Direct-attached storage has significant advantages over remote storage when it comes to query performance, which is why Microsoft introduced adaptive caching as part of Azure SQL DW Gen2. In the new version, a columnar storage cache resides next to the compute layer. Each compute node maintains its own cache of recently accessed storage segments, which helps to streamline access to Azure Blob Storage data.
The caching layer is made up of solid-state drives (SSDs) that leverage the nonvolatile memory express (NVMe) storage protocol. NVMe represents an important advancement in storage technologies because of its ability to better-utilize SSD throughput compared to traditional storage protocols, which were designed for hard disk drives and, as a result, can't keep up with SSD data loads.
But Microsoft didn't stop with NVMe. The Gen2 tier also incorporates intelligent caching technology that uses metrics on query frequencies and data access patterns to adapt to user workloads. The goal is to know what data needs to be cached and when in order to minimize remote calls to Azure Blob Storage, thereby accelerating data access and query performance.
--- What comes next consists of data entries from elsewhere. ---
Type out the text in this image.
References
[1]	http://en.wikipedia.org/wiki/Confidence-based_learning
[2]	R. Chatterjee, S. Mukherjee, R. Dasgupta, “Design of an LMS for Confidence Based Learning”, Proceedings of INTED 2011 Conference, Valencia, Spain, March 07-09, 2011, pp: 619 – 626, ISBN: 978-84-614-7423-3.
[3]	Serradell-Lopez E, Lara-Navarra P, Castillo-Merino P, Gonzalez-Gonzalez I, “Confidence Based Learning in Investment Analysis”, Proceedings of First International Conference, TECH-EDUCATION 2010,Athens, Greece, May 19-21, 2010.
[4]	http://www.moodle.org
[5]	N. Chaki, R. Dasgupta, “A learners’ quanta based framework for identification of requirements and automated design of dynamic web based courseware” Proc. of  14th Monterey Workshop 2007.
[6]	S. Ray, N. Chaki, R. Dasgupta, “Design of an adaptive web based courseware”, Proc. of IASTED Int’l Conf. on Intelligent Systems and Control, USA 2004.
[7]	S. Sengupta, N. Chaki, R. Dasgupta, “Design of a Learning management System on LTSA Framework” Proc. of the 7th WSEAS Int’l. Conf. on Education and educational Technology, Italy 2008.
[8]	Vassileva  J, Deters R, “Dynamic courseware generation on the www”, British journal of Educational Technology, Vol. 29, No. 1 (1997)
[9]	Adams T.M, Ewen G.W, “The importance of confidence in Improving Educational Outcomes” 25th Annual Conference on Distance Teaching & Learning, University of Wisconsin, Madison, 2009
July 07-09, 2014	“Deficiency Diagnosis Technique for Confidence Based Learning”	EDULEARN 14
An altered cloud data warehouse landscape
Azure SQL DW Gen2 represents an important milestone for Microsoft in delivering high-performance data warehousing in the cloud. SQL Data Warehouse already had the advantage of a more flexible delivery model than its rivals, as well as integration with other Microsoft cloud services and tools. In addition, Microsoft has extended the technology's reach to all 33 Azure regions worldwide, with Gen2 currently available in 23 of them after being launched in Australia and France in August.
Even so, it's the new performance capabilities that are causing people to take notice of Azure SQL DW. But before prospective users can draw any real-world conclusions, some serious benchmarking must be done to carefully compare Gen2 with other cloud data warehouse services to determine where the advantage really lies for performance.